At the moment we process around 95% of the keywords. That wasn’t so easy mainly because RTF is a very ambiguous format. That is some keywords or their values just do not obey the rules declared in the format specification (which is also pretty ambiguous, but that’s a separate story ). Another difficulty was the inconsistency that was showing itself throughout the format. As a result, the code of the exporter is full of comments specifying that some keyword behaves differently from what is stated in the spec, or may include an undocumented value, or is not mentioned in the spec at all.

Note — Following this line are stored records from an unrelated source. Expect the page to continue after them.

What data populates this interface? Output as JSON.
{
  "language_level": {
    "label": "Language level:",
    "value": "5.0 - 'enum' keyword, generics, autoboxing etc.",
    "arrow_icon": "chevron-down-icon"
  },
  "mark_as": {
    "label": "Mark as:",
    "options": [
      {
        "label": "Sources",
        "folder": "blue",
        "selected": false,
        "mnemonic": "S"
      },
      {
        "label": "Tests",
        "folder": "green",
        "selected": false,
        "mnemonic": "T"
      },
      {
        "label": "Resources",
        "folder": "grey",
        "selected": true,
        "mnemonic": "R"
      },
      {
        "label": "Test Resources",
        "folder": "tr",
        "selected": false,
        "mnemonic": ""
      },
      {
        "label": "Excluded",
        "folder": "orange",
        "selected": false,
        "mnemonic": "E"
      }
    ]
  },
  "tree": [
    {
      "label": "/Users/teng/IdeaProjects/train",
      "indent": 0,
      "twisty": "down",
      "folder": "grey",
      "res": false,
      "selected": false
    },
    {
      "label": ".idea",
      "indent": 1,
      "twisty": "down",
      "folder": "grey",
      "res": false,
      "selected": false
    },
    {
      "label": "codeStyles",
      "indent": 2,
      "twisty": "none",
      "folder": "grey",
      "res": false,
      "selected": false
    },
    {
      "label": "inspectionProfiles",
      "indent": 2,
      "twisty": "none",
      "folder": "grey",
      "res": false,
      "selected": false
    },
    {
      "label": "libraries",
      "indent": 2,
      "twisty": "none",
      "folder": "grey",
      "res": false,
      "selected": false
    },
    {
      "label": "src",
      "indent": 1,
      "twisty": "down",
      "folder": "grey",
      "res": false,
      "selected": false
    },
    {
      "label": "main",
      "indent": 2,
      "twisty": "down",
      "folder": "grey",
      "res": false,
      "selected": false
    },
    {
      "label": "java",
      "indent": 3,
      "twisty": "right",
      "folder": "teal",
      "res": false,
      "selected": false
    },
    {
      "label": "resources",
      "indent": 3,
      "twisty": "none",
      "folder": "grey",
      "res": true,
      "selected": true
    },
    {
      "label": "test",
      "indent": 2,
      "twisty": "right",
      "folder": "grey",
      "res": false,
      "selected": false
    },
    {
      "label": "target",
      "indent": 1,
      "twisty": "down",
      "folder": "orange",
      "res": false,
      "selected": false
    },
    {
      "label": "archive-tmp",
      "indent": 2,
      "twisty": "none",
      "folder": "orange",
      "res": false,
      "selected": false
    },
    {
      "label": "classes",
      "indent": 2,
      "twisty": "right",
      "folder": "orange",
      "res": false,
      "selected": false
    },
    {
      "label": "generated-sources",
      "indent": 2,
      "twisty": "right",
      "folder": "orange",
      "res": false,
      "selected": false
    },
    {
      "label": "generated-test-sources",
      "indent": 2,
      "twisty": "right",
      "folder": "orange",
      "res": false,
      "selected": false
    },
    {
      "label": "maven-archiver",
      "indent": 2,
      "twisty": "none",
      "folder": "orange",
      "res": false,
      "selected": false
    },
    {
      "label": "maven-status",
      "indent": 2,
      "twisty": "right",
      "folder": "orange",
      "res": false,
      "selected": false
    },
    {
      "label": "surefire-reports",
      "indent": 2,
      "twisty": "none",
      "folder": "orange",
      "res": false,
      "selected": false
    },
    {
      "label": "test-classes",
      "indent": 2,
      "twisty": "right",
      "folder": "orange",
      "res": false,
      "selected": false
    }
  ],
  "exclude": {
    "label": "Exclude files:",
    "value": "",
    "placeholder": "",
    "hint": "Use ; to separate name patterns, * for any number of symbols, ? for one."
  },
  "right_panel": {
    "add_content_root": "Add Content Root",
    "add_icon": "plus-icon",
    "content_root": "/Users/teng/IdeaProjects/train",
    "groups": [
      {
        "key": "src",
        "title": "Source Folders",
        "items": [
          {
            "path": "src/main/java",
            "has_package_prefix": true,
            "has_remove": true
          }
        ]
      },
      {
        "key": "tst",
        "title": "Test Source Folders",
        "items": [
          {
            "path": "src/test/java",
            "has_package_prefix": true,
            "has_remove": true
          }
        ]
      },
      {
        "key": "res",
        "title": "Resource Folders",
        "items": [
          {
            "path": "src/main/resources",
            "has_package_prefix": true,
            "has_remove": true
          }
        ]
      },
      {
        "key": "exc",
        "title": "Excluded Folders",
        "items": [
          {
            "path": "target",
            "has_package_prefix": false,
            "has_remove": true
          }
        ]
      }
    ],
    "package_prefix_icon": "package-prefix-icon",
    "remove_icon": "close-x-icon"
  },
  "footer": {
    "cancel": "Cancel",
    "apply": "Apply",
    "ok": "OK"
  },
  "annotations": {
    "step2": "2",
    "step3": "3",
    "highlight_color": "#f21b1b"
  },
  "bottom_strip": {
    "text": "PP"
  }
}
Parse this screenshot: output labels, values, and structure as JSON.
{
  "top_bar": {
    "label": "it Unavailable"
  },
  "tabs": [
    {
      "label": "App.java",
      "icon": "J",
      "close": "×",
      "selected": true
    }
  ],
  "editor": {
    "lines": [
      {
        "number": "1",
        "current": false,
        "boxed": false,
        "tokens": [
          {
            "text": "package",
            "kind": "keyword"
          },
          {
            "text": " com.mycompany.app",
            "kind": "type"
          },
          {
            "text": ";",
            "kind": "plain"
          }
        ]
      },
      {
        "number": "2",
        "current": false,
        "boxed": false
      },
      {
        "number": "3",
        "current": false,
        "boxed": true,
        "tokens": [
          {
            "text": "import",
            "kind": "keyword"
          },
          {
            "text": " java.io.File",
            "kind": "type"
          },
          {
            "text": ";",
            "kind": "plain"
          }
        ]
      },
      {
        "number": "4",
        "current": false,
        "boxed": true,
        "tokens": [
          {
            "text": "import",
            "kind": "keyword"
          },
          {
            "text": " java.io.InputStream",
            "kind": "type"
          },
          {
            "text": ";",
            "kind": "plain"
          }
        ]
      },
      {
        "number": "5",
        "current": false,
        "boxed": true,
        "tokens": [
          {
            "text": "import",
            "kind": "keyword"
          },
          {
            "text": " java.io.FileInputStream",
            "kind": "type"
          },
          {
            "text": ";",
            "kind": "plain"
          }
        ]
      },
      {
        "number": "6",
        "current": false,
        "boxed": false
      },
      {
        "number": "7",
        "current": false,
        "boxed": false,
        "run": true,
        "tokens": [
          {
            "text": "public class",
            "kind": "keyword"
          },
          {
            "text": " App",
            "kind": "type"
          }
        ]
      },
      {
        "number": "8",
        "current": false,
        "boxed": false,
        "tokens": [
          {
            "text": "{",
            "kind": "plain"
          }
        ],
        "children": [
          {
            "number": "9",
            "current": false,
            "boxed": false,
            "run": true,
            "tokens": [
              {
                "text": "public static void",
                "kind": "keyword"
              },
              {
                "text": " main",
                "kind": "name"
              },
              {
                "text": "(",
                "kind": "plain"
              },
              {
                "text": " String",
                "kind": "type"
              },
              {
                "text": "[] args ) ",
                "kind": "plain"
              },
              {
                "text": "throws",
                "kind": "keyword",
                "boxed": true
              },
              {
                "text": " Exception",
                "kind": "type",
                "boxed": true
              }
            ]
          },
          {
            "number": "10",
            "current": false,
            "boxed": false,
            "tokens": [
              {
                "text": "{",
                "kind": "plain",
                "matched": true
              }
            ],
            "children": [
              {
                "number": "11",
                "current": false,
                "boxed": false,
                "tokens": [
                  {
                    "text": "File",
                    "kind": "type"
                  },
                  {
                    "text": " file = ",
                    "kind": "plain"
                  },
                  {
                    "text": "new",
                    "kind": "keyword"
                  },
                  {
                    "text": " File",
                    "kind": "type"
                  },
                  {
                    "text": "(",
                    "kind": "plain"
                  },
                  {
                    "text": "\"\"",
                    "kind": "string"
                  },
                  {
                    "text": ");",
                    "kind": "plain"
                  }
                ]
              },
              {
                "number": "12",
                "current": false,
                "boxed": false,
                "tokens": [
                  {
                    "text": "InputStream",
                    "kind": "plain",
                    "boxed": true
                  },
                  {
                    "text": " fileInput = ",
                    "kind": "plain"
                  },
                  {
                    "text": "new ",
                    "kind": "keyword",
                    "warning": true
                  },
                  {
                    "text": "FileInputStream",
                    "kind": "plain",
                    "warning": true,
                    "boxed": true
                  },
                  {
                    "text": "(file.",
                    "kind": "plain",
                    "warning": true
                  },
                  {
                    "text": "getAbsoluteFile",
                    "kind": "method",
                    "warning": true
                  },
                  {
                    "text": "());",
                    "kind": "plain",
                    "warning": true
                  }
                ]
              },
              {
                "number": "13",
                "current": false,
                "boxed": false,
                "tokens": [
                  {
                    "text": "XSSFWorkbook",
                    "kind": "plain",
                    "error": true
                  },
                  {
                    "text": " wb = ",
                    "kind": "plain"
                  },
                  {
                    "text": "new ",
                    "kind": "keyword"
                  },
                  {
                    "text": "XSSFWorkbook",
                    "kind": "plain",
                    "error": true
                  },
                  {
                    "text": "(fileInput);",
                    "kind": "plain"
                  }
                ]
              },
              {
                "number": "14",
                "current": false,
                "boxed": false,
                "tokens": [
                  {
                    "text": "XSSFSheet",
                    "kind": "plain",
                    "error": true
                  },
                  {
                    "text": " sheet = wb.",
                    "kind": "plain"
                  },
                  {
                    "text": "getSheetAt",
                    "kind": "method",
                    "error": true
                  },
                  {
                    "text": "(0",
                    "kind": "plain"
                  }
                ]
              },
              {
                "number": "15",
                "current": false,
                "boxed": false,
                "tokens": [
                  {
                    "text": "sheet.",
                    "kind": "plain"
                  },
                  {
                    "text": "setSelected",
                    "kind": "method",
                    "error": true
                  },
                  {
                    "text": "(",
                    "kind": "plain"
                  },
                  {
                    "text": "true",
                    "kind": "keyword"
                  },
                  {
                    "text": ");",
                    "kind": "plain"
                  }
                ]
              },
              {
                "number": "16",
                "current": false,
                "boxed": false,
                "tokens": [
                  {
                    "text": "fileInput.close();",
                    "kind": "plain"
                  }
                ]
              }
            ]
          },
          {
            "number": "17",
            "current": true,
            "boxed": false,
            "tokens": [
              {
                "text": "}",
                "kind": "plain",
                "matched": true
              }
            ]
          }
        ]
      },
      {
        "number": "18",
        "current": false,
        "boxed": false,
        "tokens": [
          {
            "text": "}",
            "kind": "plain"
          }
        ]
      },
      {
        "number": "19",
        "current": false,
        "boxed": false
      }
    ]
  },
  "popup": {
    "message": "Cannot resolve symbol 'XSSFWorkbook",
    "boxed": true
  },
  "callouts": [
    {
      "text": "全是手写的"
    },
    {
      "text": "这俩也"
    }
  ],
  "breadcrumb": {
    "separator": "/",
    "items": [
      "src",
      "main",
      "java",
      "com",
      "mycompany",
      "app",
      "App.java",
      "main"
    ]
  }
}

Basically, RTF looks like the first attempt of migrating from binary to textual representation of documents. Yes, RTF is a textual format but it’s hardly supposed to be read by a user  It’s impossible to understand what \tsbrdrdgr or \lyttblrtgr mean having no description, isn’t it? That wouldn’t be a problem, though, if the spec was strict and legible and described each and every keyword Microsoft Word may produce. Unfortunately, I couldn’t rely on the format documentation only and had to verify most of the keywords to ensure we produced documents looking exactly similar to the Microsoft Word’s output.

Now I’m happy to state that all the problems are solved and the documents we’re producing are identical to those created by Microsoft Word. Even their internal representation (I mean RTF stream itself) resembles Microsoft Word; for example, we satisfy old readers as RTF spec dictates (although we didn’t test readers older than Microsoft Word 97).

That doesn’t mean we blindly mimicked Microsoft Word. For instance, we have a test document containing several ClipArt shapes that when saved as RTF and opened again in Microsoft Word, crashes it. However, Microsoft Word perfectly opens this document when it is exported to RTF by Aspose.Words

Anyway, Microsoft Word is still exemplary for us because we’re working with its “native” formats and our goal is getting rid of any differences between the appearances of our documents. I think we’ve succeeded in it. The accuracy we’ve achieved is the reason why we call our export High-Fidelity, or Hi-Fi, in case you were wondering. We spend a lot of effort in details. Here’s an example. Microsoft Word has no UI elements that allow setting up such line properties as joining style or miter limit. However, these are present among the shape attributes and it’s enough to us to be supporting them in RTF and other formats. We just do not ignore minor things even though they are used pretty seldom – who knows, maybe some of your documents will contain those attributes.

If nevertheless you find anything you treat as inaccuracy when exporting to any of the supported formats, welcome to the Support Forums. Many improvements of the product are reaction to your requests, and we are in extreme need of your participation in the development process. We hope recently launched Aspose MVP program shows that well. Together we will make it Hi-End!